Burkina Faso’s military has announced the removal of president Roch Marc Kaboré, the suspension of the constitution, and the dissolvement of the government and parliament
In a statement signed by coup leader Lt Col Paul-Henri Sandaogo Damiba, the military announced the national takeover by the previously unknown group Patriotic Movement for Safeguard and Restoration (MPSR). In the Statement, it was said the “MPSR, which includes all sections of the army, has decided to end president Kaboré’s post today.”

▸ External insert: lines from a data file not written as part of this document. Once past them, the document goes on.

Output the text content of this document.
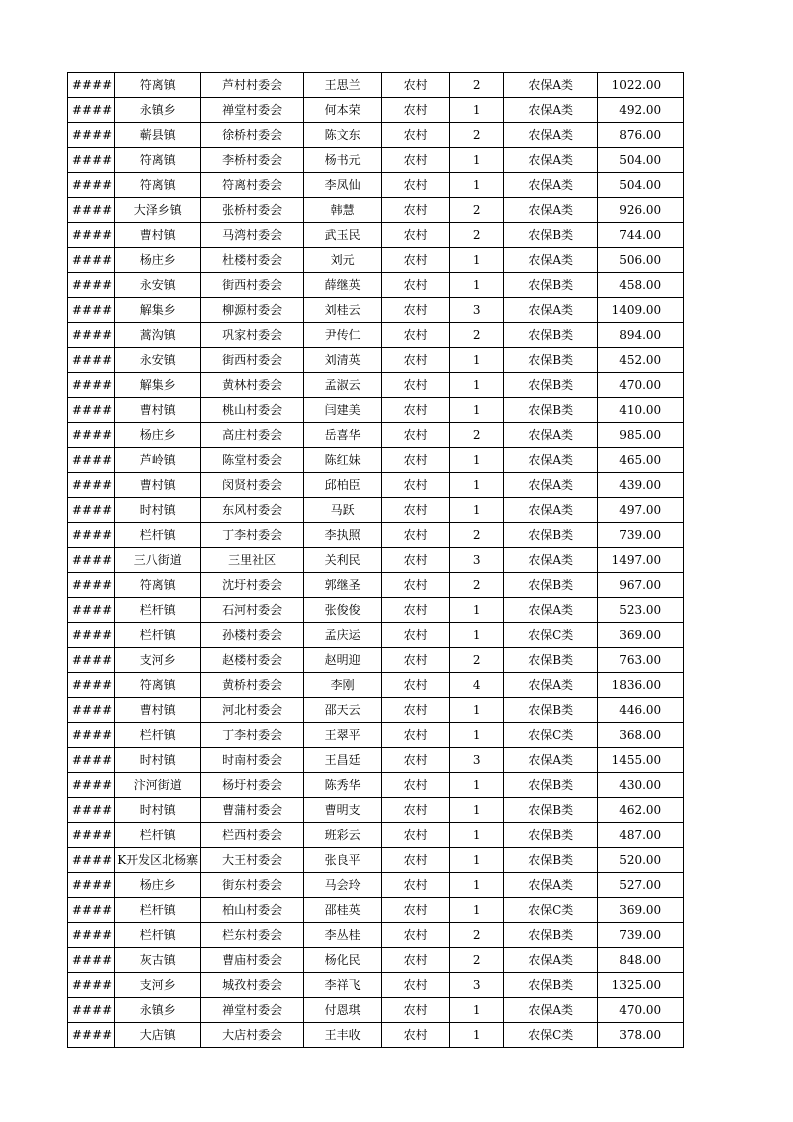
####	符离镇	芦村村委会	王思兰	农村	2	农保A类	1022.00
####	永镇乡	禅堂村委会	何本荣	农村	1	农保A类	492.00
####	蕲县镇	徐桥村委会	陈文东	农村	2	农保A类	876.00
####	符离镇	李桥村委会	杨书元	农村	1	农保A类	504.00
####	符离镇	符离村委会	李凤仙	农村	1	农保A类	504.00
####	大泽乡镇	张桥村委会	韩慧	农村	2	农保A类	926.00
####	曹村镇	马湾村委会	武玉民	农村	2	农保B类	744.00
####	杨庄乡	杜楼村委会	刘元	农村	1	农保A类	506.00
####	永安镇	街西村委会	薛继英	农村	1	农保B类	458.00
####	解集乡	柳源村委会	刘桂云	农村	3	农保A类	1409.00
####	蒿沟镇	巩家村委会	尹传仁	农村	2	农保B类	894.00
####	永安镇	街西村委会	刘清英	农村	1	农保B类	452.00
####	解集乡	黄林村委会	孟淑云	农村	1	农保B类	470.00
####	曹村镇	桃山村委会	闫建美	农村	1	农保B类	410.00
####	杨庄乡	高庄村委会	岳喜华	农村	2	农保A类	985.00
####	芦岭镇	陈堂村委会	陈红妹	农村	1	农保A类	465.00
####	曹村镇	闵贤村委会	邱柏臣	农村	1	农保A类	439.00
####	时村镇	东风村委会	马跃	农村	1	农保A类	497.00
####	栏杆镇	丁李村委会	李执照	农村	2	农保B类	739.00
####	三八街道	三里社区	关利民	农村	3	农保A类	1497.00
####	符离镇	沈圩村委会	郭继圣	农村	2	农保B类	967.00
####	栏杆镇	石河村委会	张俊俊	农村	1	农保A类	523.00
####	栏杆镇	孙楼村委会	孟庆运	农村	1	农保C类	369.00
####	支河乡	赵楼村委会	赵明迎	农村	2	农保B类	763.00
####	符离镇	黄桥村委会	李刚	农村	4	农保A类	1836.00
####	曹村镇	河北村委会	邵天云	农村	1	农保B类	446.00
####	栏杆镇	丁李村委会	王翠平	农村	1	农保C类	368.00
####	时村镇	时南村委会	王昌廷	农村	3	农保A类	1455.00
####	汴河街道	杨圩村委会	陈秀华	农村	1	农保B类	430.00
####	时村镇	曹蒲村委会	曹明支	农村	1	农保B类	462.00
####	栏杆镇	栏西村委会	班彩云	农村	1	农保B类	487.00
####	K开发区北杨寨	大王村委会	张良平	农村	1	农保B类	520.00
####	杨庄乡	街东村委会	马会玲	农村	1	农保A类	527.00
####	栏杆镇	柏山村委会	邵桂英	农村	1	农保C类	369.00
####	栏杆镇	栏东村委会	李丛桂	农村	2	农保B类	739.00
####	灰古镇	曹庙村委会	杨化民	农村	2	农保A类	848.00
####	支河乡	城孜村委会	李祥飞	农村	3	农保B类	1325.00
####	永镇乡	禅堂村委会	付恩琪	农村	1	农保A类	470.00
####	大店镇	大店村委会	王丰收	农村	1	农保C类	378.00
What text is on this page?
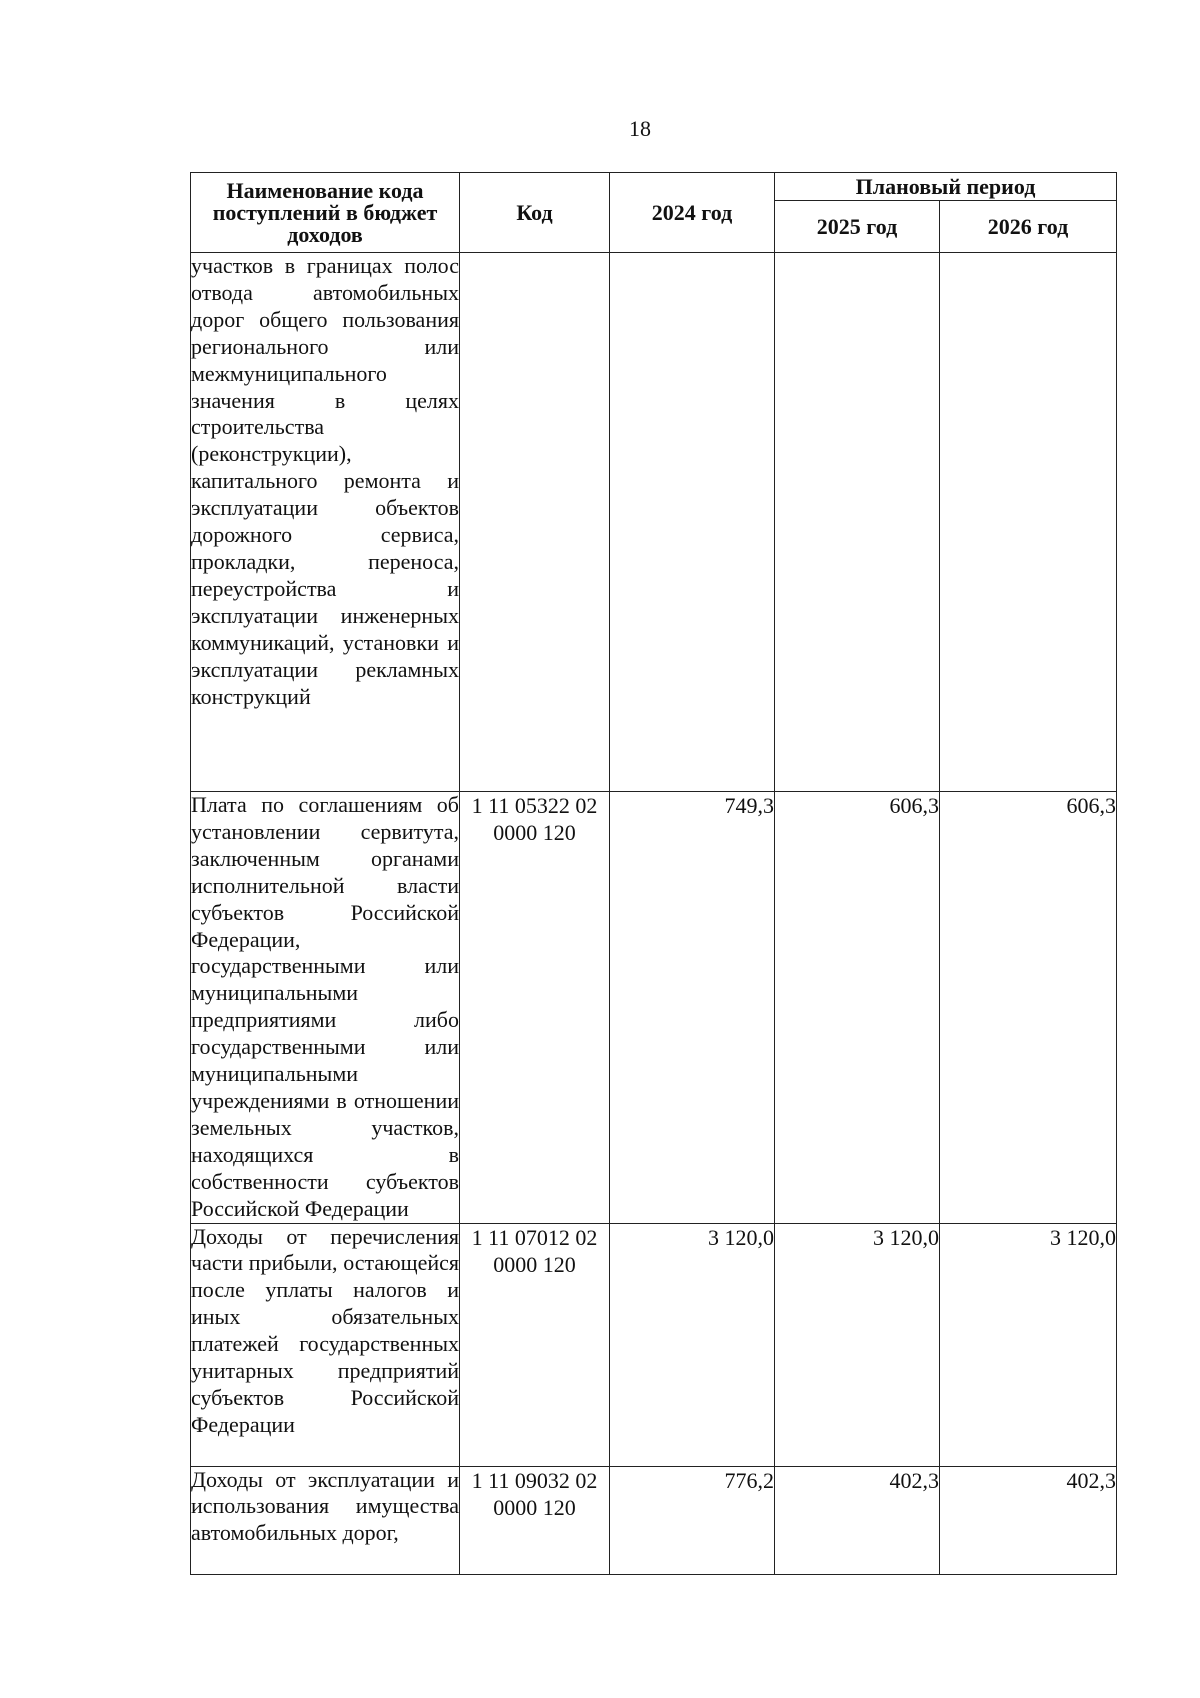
18
Наименование кода поступлений в бюджет доходов	Код	2024 год	Плановый период	
			2025 год	2026 год

участков в границах полос отвода автомобильных дорог общего пользования регионального или межмуниципального значения в целях строительства (реконструкции), капитального ремонта и эксплуатации объектов дорожного сервиса, прокладки, переноса, переустройства и эксплуатации инженерных коммуникаций, установки и эксплуатации рекламных конструкций				

Плата по соглашениям об установлении сервитута, заключенным органами исполнительной власти субъектов Российской Федерации, государственными или муниципальными предприятиями либо государственными или муниципальными учреждениями в отношении земельных участков, находящихся в собственности субъектов Российской Федерации	1 11 05322 02 0000 120	749,3	606,3	606,3

Доходы от перечисления части прибыли, остающейся после уплаты налогов и иных обязательных платежей государственных унитарных предприятий субъектов Российской Федерации	1 11 07012 02 0000 120	3 120,0	3 120,0	3 120,0

Доходы от эксплуатации и использования имущества автомобильных дорог,	1 11 09032 02 0000 120	776,2	402,3	402,3
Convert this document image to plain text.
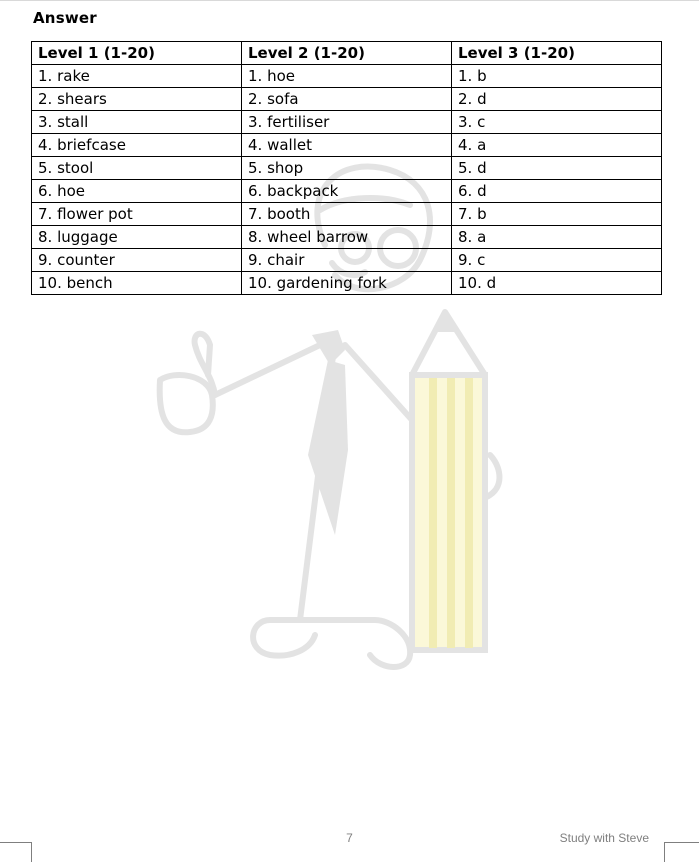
Answer
Level 1 (1-20)	Level 2 (1-20)	Level 3 (1-20)
1. rake	1. hoe	1. b
2. shears	2. sofa	2. d
3. stall	3. fertiliser	3. c
4. briefcase	4. wallet	4. a
5. stool	5. shop	5. d
6. hoe	6. backpack	6. d
7. flower pot	7. booth	7. b
8. luggage	8. wheel barrow	8. a
9. counter	9. chair	9. c
10. bench	10. gardening fork	10. d
7	Study with Steve
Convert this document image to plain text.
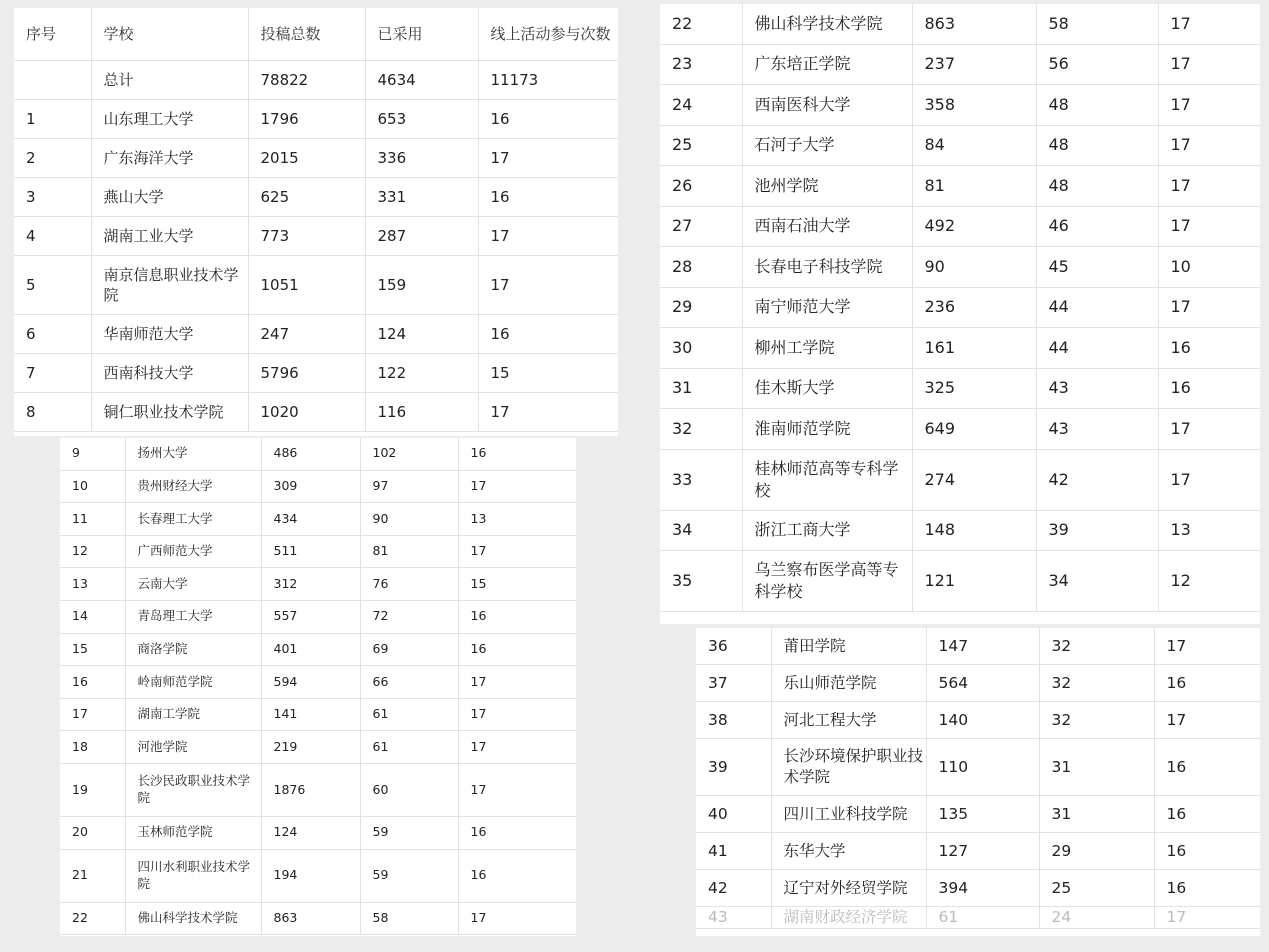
序号	学校	投稿总数	已采用	线上活动参与次数
	总计	78822	4634	11173
1	山东理工大学	1796	653	16
2	广东海洋大学	2015	336	17
3	燕山大学	625	331	16
4	湖南工业大学	773	287	17
5	南京信息职业技术学院	1051	159	17
6	华南师范大学	247	124	16
7	西南科技大学	5796	122	15
8	铜仁职业技术学院	1020	116	17
9	扬州大学	486	102	16
10	贵州财经大学	309	97	17
11	长春理工大学	434	90	13
12	广西师范大学	511	81	17
13	云南大学	312	76	15
14	青岛理工大学	557	72	16
15	商洛学院	401	69	16
16	岭南师范学院	594	66	17
17	湖南工学院	141	61	17
18	河池学院	219	61	17
19	长沙民政职业技术学院	1876	60	17
20	玉林师范学院	124	59	16
21	四川水利职业技术学院	194	59	16
22	佛山科学技术学院	863	58	17
22	佛山科学技术学院	863	58	17
23	广东培正学院	237	56	17
24	西南医科大学	358	48	17
25	石河子大学	84	48	17
26	池州学院	81	48	17
27	西南石油大学	492	46	17
28	长春电子科技学院	90	45	10
29	南宁师范大学	236	44	17
30	柳州工学院	161	44	16
31	佳木斯大学	325	43	16
32	淮南师范学院	649	43	17
33	桂林师范高等专科学校	274	42	17
34	浙江工商大学	148	39	13
35	乌兰察布医学高等专科学校	121	34	12
36	莆田学院	147	32	17
37	乐山师范学院	564	32	16
38	河北工程大学	140	32	17
39	长沙环境保护职业技术学院	110	31	16
40	四川工业科技学院	135	31	16
41	东华大学	127	29	16
42	辽宁对外经贸学院	394	25	16
43	湖南财政经济学院	61	24	17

The military has said it was forced to take action due to the deteriorating security of the country which has been greatly impacted by Jihadist violence. In November of last year, a series of attacks by jihadist groups caused the deaths of 48 military police officers and four civilians which renewed protests across the country against Kaboré. Violence has affected the country since 2015, despite the presence of former colonial ruler France. In recent months, France had committed to gradually withdrawing from the country. On 31st January, a week after the coup, fellow Western African nation Mali has ejected their French ambassador.
The televised statement confirmed the coup following the sounds of heavy gunfire at military barracks and the house of Kaboré on 23rd January. The ruling party of the president, the MPP party, has said the president has survived the assassination attempt.
Military coups have become increasingly common in West Africa, with similar takeovers occurring in Guinea, Mali, and Chad last year.
In a statement, the Economic Community of West African States (ECOWAS) asked the “military to return to the barracks, to maintain a republican position in favour of dialogue with the authorities to solve these problems.” ECOWAS suspended the country from the economic group but has yet to impose any sanctions.
The African Union has also suspended Burkina Faso, with diplomats from the United Nations and West Africa demanding the restoration of civilian rule.